If you're an organization that just bought a Cisco 3700 series router last year, you will probably be upset today. I would be. See, after March 2007, you won't be able to buy a Cisco 3700. If you want to do something like upgrade the system after March 2007, you'll be forced to scavenge your parts from the used market (eBay, et. al.). And we know that Cisco looks down on anything purchased from the used market. In March 2012, you won't be able to get Cisco to support you at all. That sounds like a long time from now, but last week Cisco just relegated your $8,000 to $12,000 box (base price, more with options and interfaces) to a status just above that of a paperweight. Read the article for some descriptions of the organizations that are having to buy all-new replacement 3800 routers today. Also note that a 3800 is more expensive ($9,500 minimum). If you have a large deployment, Cisco just forced you into a large purchase.

Note that if you had purchased an open source product you probably would have saved more than half right off the cost of the initial purchase, and even if your particular hardware model had gone obsolete in a couple years, you'd still be able to buy all sorts of things to plug into it for quite some time.

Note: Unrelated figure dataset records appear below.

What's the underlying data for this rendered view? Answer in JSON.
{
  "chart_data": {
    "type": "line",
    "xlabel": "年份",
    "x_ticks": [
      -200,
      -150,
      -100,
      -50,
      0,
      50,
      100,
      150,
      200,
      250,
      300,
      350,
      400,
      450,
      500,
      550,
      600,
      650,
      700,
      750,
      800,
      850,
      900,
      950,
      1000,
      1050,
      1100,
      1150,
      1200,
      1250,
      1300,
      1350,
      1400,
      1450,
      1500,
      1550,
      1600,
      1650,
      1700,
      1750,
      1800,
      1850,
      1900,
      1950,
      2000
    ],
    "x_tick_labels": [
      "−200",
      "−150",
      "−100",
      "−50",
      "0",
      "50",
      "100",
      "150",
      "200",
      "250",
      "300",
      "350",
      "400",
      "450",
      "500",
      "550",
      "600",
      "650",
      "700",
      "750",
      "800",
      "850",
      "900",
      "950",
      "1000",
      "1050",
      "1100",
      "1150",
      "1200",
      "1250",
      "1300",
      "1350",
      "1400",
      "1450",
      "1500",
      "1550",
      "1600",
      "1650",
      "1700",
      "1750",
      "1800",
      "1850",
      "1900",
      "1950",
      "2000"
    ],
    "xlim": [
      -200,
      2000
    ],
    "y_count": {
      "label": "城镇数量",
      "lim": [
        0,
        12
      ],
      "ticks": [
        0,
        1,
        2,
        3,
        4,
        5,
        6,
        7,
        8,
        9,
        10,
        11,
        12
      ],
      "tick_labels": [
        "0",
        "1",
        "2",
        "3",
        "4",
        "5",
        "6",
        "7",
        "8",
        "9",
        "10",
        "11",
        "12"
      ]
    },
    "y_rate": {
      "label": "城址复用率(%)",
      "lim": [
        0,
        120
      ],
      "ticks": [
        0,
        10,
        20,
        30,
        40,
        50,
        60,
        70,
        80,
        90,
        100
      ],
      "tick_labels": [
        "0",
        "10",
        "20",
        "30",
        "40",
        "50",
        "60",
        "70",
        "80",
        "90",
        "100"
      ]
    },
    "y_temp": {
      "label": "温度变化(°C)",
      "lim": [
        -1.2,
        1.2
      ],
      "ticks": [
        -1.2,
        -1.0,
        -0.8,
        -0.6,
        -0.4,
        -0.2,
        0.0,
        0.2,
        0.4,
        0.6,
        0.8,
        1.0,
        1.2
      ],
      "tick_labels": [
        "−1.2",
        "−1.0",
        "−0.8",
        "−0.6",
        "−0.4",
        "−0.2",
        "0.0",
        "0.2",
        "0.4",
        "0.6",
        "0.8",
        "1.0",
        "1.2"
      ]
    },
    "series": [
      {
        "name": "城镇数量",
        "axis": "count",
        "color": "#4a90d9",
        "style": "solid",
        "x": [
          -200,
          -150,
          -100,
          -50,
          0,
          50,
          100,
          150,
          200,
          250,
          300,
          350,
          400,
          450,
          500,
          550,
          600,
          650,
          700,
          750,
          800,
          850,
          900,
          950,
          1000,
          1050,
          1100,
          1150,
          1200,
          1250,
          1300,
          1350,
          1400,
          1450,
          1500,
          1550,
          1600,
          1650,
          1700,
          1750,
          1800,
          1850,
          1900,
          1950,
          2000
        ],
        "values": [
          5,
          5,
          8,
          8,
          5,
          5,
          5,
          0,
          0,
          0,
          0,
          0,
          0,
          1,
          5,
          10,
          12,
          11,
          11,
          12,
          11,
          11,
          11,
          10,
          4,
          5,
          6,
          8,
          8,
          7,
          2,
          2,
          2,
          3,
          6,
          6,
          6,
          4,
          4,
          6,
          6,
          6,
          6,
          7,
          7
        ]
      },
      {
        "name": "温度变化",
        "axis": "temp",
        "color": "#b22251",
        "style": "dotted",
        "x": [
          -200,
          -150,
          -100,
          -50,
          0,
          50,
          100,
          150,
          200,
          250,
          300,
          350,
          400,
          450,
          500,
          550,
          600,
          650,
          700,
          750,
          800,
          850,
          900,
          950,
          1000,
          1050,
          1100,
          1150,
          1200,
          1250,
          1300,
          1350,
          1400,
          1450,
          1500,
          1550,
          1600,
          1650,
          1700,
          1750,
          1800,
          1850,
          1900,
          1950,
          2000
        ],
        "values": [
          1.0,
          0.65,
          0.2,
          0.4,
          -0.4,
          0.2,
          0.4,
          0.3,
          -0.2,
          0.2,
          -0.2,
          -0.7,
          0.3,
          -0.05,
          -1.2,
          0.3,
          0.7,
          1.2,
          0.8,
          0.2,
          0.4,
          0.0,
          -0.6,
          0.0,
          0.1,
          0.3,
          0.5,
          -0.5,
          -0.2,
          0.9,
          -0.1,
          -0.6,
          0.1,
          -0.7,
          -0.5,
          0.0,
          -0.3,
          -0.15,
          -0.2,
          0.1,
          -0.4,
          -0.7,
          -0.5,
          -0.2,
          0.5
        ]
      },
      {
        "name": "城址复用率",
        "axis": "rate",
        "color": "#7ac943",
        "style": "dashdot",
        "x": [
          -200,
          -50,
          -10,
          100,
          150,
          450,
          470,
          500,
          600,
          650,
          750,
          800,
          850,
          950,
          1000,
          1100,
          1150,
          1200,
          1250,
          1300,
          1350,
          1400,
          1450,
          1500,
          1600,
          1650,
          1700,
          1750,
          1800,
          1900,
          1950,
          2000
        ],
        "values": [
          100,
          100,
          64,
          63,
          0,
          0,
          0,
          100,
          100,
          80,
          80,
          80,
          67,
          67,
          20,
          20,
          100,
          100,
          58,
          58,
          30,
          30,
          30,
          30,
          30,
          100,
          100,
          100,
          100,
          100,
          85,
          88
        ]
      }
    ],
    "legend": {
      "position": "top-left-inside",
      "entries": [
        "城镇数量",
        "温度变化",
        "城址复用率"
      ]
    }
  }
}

Things like individual x86 processor models and even PCI busses may go by the wayside, but the Vyatta OFR will continue to support those things for a very long time indeed (as long as the Linux kernel does) and you have the whole ecosystem of commodity hardware vendors from whom to purchase additional products in the mean time. Thus, if a PCI Ethernet card fails 7 years from now, you'll probably still be able to buy a replacement from somewhere.

Note that Cisco isn't the only bad-guy here. All the closed networking companies obsolete hardware from time to time. The Network World article is just a timely example. As a product manager working for some of those companies, I'm very familiar with the EOL drill and with the costs to the company of supporting old hardware models. The benefit of an open platform to users is that a whole ecosystem exists to support all the various pieces of gear. Even if a single vendor stops shipping something, you can much more easily transition to something from another supplier. You aren't held hostage.

So, what's the price difference between a closed solution versus an open one? For many organizations right now, it's at least $9,500 times the number of new 3800 routers they need to buy.